Мы встаем и пожимаем доктору руку, и Сэм извиняется за нас обоих, за нашу суровость. Перед уходом Муни ободряюще сжимает мое плечо, и мне становится чуть легче. А потом он уходит домой, к жене.
Сэм живет в новой квартире, в районе доков. Мы входим в пустой гулкий холл, поднимаемся на лифте, Сэм поворачивает ключ в замке, и мы попадаем в футуристическую обстановку — некрашеные кирпичные стены, стальные колонны, поддерживающие потолок, стулья, на которые смотреть приятно, а вот садиться страшновато.
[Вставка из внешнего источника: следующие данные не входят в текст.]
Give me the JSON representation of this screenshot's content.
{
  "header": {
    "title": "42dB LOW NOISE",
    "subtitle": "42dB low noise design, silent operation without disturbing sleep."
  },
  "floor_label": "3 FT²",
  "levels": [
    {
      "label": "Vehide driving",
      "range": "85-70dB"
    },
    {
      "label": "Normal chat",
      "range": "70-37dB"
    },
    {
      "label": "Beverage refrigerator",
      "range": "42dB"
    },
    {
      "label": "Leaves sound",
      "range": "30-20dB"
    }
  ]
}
— Сэм, — спросила я, когда все это увидела в первый раз, — скажи честно, сколько ты заплатил за такую вот изысканную простоту?
— Целое состояние.
Окна от пола до потолка выходят на реку. Сквозь серые низкие тучи пробивается и озаряет воду тусклый свет. Перекрывая низкий рокот судовых моторов, знакомо кричат чайки.
— Знаешь, почему мне сейчас особенно тяжело? — говорит Сэм.
— Почему?
— Всю жизнь я был защитником, а теперь должен стать судьей. Выслушать мнения сторон и решить, кто прав. Это задача не для меня. А ты что думаешь, Алике? Ты ведь у нас эксперт по убийствам.
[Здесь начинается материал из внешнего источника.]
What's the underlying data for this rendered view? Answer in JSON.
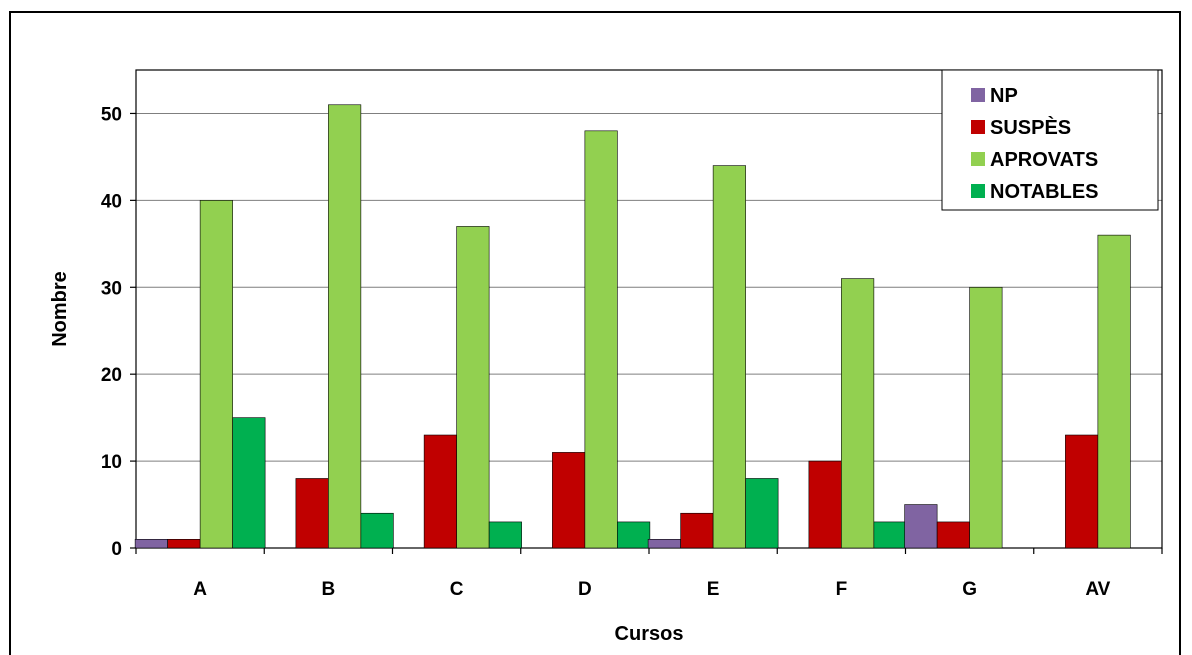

Верно, я кое-что знаю о смерти — годы учения не прошли даром. Мы садимся за стол: я смотрю на свои ногти, покрытые ярко-красным лаком, перевожу взгляд на обкусанные ногти Сэма. Кусочки мертвой плоти, вросшей в плоть живую. Кровеносные сосуды — кабели, по которым течет электричество жизни.
— Давай спросим себя, что бы сделал в такой ситуации папа. Думаю, он вспомнил бы о цдака. А это понятие включает в себя и справедливость, и милосердие. Спросим себя: то, что мы собираемся сделать, — это справедливо? Это милосердно?
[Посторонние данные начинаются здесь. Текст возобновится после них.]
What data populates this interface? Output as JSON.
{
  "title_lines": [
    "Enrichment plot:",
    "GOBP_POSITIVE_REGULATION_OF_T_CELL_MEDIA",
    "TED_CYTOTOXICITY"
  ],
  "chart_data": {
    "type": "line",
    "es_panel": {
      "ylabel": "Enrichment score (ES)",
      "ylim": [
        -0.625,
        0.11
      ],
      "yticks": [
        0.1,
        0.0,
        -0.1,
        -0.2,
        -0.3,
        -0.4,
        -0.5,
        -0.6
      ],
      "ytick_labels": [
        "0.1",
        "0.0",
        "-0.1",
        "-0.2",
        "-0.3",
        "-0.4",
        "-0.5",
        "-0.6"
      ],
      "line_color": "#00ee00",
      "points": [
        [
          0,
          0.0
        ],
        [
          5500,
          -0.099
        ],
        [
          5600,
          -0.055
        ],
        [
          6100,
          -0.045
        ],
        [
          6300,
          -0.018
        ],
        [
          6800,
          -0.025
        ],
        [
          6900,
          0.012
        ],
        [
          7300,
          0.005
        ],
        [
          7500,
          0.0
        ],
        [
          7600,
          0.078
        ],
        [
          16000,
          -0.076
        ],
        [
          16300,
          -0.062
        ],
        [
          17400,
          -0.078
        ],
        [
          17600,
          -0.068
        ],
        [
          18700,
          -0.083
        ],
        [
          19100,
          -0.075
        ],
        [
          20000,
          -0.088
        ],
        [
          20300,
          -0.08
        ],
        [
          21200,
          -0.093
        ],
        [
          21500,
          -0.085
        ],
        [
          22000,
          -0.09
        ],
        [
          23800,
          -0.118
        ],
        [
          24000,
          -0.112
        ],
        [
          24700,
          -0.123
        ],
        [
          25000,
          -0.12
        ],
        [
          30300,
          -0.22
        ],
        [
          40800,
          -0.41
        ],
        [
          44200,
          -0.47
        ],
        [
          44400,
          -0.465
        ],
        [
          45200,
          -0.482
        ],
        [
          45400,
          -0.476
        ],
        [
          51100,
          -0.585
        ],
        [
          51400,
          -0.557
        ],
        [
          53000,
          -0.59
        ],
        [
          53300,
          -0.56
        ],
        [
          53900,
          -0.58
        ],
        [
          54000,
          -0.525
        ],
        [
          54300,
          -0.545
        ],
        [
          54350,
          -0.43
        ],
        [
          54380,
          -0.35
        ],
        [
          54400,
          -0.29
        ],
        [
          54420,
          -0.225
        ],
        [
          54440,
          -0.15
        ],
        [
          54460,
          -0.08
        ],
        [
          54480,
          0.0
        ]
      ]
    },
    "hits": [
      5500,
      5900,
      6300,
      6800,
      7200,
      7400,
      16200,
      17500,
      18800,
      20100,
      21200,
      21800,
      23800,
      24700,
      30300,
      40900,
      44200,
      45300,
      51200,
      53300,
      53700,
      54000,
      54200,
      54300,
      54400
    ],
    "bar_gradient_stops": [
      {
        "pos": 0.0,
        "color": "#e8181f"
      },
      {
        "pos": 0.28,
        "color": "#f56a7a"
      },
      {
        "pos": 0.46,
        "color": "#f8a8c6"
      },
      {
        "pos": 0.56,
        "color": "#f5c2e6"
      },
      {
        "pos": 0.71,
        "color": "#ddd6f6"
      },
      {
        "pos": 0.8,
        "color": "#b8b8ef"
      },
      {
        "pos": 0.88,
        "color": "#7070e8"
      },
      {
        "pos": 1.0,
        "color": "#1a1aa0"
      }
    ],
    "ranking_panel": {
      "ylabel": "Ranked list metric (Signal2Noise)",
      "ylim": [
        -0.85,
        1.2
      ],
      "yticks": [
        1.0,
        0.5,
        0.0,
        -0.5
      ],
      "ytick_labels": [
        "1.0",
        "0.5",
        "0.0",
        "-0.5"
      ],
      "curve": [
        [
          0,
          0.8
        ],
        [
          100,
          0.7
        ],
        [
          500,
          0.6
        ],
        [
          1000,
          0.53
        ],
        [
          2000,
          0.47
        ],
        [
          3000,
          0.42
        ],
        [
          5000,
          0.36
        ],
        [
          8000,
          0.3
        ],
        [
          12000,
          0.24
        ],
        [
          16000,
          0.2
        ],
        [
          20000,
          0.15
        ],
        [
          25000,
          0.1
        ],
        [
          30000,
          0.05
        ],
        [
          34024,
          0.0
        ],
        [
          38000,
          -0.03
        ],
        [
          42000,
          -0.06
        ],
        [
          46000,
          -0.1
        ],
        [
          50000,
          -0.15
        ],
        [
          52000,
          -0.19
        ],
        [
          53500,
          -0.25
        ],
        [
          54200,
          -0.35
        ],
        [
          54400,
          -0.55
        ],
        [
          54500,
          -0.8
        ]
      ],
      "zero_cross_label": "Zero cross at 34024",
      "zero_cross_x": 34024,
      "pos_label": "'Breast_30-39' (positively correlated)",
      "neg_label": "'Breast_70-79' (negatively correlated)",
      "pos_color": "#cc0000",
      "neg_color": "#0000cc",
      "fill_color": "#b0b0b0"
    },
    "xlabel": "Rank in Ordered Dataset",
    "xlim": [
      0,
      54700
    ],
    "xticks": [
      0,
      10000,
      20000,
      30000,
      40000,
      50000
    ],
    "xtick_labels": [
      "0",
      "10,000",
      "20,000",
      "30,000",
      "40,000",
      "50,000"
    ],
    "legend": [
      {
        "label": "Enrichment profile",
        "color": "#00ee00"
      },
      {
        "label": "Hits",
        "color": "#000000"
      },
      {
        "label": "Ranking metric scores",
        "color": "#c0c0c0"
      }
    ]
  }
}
— Понятия не имею. Давай сперва разберемся с законностью. Думаю, Муни не стал бы предлагать, будь это незаконно. Должно быть, они часто так делают.
— Это эвтаназия?
— Не знаю, черт возьми, как это называется, и знать не хочу. Это не убийство — в сущности, Муни прав, она уже мертва: просто теперь мы можем назначить день, когда она…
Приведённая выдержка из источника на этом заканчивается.